A matrix of parameters in Stan Integral

Then I guess we gotta think in terms of that integral. What’s it predicting? Why is it e^something? Why is it log(t) and not t? What are the units on w_0 and w_1, etc.

I tried changing the lower integral and that allows the code to run fine. If this integral is a good approximation of the actual integral (with lower limit equal to zero) then this could be a solution.

If I am not mistaken, the approximation error will be proportional to b^{\beta w_1 + 1}, where b is the new lower limit.

The model is

X_i(t_{ij}) = \eta + Z_i(t_{ij})w_i + \epsilon_{ij},
where \eta is the mean, Z_i(t_{ij}) = [1, \log(t_{ij})], w_i = (w_{0i}, w_{1i})' \sim N(0,\Sigma_{w}), \epsilon_{ij} \sim N(0, \sigma^2), and

\Sigma_{w} = \begin{pmatrix} \sigma^2_1& \rho\sigma_1\sigma_2 \\ \rho\sigma_1\sigma_2 & \sigma^2_2 \end{pmatrix}.

so the w’s are just random effects. The relationship between X_i and t_{ij} is exponential, and so \log(t) is used.

The other part of the model is

u = \int^{T_i}_0 \exp\{\beta \times (\eta + Z_i(t_{ij})w_i)\}. The larger the value of u, the more likely the units are to fail. \beta is an acceleration coefficient which controls how quickly grows.

No it won’t be. The issue is the integral goes to infinity if you include that little bit.

This is some sorta hazard model? I don’t think it’s avoidable. I think in this case we’ve got to figure out what \beta w_1 < -1 means. If the u blows up, does that mean failure is guaranteed? Is that what \beta w_1 < -1 implies?

1 Like

Yes, it is.

Yes. u is assumed to follow a Weibull distribution. Once u is large enough the probability of failure will be 1.

I am not sure sure. I will think about this. But, from a first thought, I would have thought not.

In the problem I am considering, if w_1 = -2 or something, and \beta = 1.5 (the true value of \beta = 1.5), this would be a singularity. But, a negative w_1 means that the unit is not being used as often over time, so this unit should be less likely to fail than a unit with a higher value of w_1.
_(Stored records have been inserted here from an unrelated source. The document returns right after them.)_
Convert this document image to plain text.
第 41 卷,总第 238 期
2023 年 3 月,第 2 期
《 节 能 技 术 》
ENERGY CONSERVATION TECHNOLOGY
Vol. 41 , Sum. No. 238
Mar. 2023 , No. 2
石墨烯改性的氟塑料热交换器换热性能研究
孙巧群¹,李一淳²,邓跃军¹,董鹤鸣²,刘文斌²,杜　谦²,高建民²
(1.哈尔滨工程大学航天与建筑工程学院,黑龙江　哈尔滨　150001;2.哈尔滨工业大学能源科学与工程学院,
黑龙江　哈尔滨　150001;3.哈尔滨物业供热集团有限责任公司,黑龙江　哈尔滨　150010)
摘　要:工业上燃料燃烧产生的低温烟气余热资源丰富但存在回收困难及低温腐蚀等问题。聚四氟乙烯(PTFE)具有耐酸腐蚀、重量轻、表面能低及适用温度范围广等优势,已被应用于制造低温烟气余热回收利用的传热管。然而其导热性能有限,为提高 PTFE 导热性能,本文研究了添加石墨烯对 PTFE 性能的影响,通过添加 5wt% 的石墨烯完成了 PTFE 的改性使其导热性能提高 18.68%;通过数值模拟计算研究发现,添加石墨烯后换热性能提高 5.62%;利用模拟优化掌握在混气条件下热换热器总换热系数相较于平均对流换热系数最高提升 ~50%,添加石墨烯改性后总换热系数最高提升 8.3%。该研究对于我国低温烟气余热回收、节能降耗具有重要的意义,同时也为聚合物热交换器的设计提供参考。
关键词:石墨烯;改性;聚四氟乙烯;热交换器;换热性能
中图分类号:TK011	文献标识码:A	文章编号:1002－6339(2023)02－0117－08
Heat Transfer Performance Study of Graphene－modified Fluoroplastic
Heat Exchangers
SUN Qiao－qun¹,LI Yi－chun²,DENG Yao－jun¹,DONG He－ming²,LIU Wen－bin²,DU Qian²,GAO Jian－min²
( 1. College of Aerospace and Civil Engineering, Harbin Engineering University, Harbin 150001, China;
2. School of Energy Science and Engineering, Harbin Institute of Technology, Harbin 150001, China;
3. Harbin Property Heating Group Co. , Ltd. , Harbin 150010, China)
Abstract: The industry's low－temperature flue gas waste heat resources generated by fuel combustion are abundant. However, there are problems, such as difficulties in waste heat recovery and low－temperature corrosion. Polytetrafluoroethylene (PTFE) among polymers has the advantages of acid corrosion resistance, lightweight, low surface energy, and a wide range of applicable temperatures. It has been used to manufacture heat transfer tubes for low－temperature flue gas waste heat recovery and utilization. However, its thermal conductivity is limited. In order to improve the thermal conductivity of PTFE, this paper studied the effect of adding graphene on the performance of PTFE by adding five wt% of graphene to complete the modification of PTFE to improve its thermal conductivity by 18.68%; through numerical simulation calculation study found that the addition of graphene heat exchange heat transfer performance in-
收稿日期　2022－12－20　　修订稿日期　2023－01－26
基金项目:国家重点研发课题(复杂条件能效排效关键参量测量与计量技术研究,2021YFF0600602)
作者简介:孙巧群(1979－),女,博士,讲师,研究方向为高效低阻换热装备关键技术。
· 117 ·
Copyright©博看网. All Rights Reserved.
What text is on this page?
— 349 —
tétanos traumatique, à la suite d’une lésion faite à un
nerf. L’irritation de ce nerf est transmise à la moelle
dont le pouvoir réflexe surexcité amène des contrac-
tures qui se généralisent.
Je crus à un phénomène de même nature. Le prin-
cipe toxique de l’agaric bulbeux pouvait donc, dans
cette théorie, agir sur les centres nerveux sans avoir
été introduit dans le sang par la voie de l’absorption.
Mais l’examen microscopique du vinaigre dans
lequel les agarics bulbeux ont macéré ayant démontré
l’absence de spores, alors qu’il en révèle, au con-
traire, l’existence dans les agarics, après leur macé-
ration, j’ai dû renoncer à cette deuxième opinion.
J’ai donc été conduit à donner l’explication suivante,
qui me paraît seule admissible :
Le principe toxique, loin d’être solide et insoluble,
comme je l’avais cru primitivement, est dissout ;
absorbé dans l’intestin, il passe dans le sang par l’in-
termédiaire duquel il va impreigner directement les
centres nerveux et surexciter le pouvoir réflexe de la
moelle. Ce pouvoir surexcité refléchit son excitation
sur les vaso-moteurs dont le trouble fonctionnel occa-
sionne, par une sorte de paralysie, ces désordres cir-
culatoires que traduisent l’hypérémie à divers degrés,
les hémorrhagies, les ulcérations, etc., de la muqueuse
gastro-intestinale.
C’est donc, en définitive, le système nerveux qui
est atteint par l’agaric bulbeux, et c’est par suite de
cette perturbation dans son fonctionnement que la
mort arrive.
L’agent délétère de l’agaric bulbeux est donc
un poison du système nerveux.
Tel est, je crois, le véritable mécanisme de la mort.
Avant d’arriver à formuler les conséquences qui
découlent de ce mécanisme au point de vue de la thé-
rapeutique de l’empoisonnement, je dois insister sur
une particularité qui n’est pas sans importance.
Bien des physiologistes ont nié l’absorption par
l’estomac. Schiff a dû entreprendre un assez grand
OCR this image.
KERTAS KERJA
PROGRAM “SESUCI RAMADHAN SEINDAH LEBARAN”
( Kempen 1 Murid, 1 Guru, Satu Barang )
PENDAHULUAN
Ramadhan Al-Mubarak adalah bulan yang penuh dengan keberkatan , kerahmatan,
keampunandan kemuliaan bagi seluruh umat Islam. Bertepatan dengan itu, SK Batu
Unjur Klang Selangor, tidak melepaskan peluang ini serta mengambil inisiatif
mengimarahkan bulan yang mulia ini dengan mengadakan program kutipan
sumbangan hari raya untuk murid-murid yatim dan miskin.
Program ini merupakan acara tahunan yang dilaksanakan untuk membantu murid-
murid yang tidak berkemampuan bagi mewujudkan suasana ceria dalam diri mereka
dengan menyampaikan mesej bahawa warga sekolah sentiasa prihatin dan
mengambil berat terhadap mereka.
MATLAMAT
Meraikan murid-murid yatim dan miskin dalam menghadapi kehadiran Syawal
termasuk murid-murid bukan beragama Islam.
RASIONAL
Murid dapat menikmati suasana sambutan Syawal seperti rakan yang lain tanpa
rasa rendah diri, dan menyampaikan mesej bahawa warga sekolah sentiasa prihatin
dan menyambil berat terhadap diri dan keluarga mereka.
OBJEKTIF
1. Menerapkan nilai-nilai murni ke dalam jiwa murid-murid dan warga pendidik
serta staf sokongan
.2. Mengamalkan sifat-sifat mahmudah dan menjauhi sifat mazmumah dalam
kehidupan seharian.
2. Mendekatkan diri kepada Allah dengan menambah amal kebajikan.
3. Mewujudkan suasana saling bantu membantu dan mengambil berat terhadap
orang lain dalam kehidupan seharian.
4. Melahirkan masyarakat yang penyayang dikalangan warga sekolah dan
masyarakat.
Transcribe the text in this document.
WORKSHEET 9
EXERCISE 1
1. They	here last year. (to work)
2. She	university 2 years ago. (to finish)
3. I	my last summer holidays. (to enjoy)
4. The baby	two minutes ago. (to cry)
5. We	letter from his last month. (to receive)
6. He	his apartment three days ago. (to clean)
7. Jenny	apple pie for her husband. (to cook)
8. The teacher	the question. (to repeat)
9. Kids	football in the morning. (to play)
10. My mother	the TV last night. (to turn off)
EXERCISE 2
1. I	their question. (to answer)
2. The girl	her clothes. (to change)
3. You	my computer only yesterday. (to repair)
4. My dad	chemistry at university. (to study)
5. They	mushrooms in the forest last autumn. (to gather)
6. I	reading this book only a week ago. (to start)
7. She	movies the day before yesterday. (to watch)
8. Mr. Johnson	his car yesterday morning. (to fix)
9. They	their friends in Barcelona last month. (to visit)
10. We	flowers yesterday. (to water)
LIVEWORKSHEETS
How does Stan perform integration?

For the integral:

\int^T_0 t^{\beta w_1}dt

If I choose n iterations, will it evaluate the integral for each pair (\beta, w_1) and then return the mean of the n integrals?

Also, how does Stan actually evaluate the integrand?

The reason I ask is because I am curious to whether Stan ever evaluates the integrand at t=0.

For the integral

\int^T_0 t^{\beta w_1}dt

I enter the lower and upper limits, but I have n samples of \beta and w_1. Does Stan sample t from \text{U}(0,T), and hence have n vectors (\beta, w_1, t), and then perform Monte Carlo integration?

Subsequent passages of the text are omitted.